LAMAG is emerging as a serious contender on the art scene as well as one of LA’s most exciting cultural destinations. The Rodin exhibit runs through August 17th. Please visit LAMAG.ORG  for more details.

2 thoughts on “Breaking News: Auguste Rodin Hides Out In Los Angeles

  1. Hi Amy: I came across your perfect post about the Barnsdall Art Park Rodin exhibition today while I was trying to learn more about this amazing artwork. And frankly, I was also looking for anyone who might have reviewed it and noticed how “quietly hidden” this unique “art park” is. There has been an ongoing struggle to keep Barnsdall public owned, operated and enjoyed by all. IMO the lack of publicity and “visibility” do not help when it comes to funding the arts programs there or keeping the theater alive (the beautiful 200+ seat theater is “dark” most of the time). And most heartbreaking, to me, was the low-key way this exhibit was launched and maintained. If it had been at LACMA, chances are throngs of art-lovers would have flocked to it.
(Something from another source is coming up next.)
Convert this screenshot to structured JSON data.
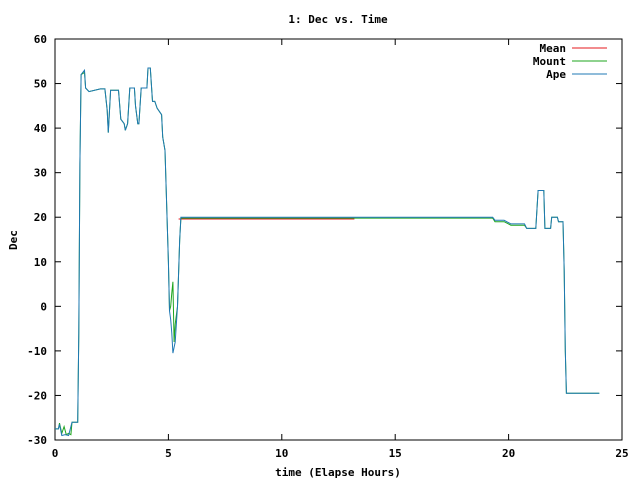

    I admin a group FB page–“Clean Up Barnsdall Trash and Spirit”–that addresses these issues and more with regard to management of the park and its arts facilities. FYI – There’s a “clean up” effort slated for 8/23 (9-3) and a multi-group public meeting coming up to establish more communication among the various groups and the City regarding finding solutions that will make Barnsdall safer and more “known” to all. When I think of how hard Rodin worked, and what he accomplished, it just seems a shame that relatively few people could learn about it by viewing the originals firsthand at the L.A. Municipal Gallery. Thank you so much for saying what was in my own head as I viewed this rare exhibition. Well done!

    1. Thank you. It’s always nice to hear. The Barnsdall is a magical place. In any other city I’ve ever lived in or visited, this would be something locals would champion. I didn’t know that about the theatre. I’d love to hear more.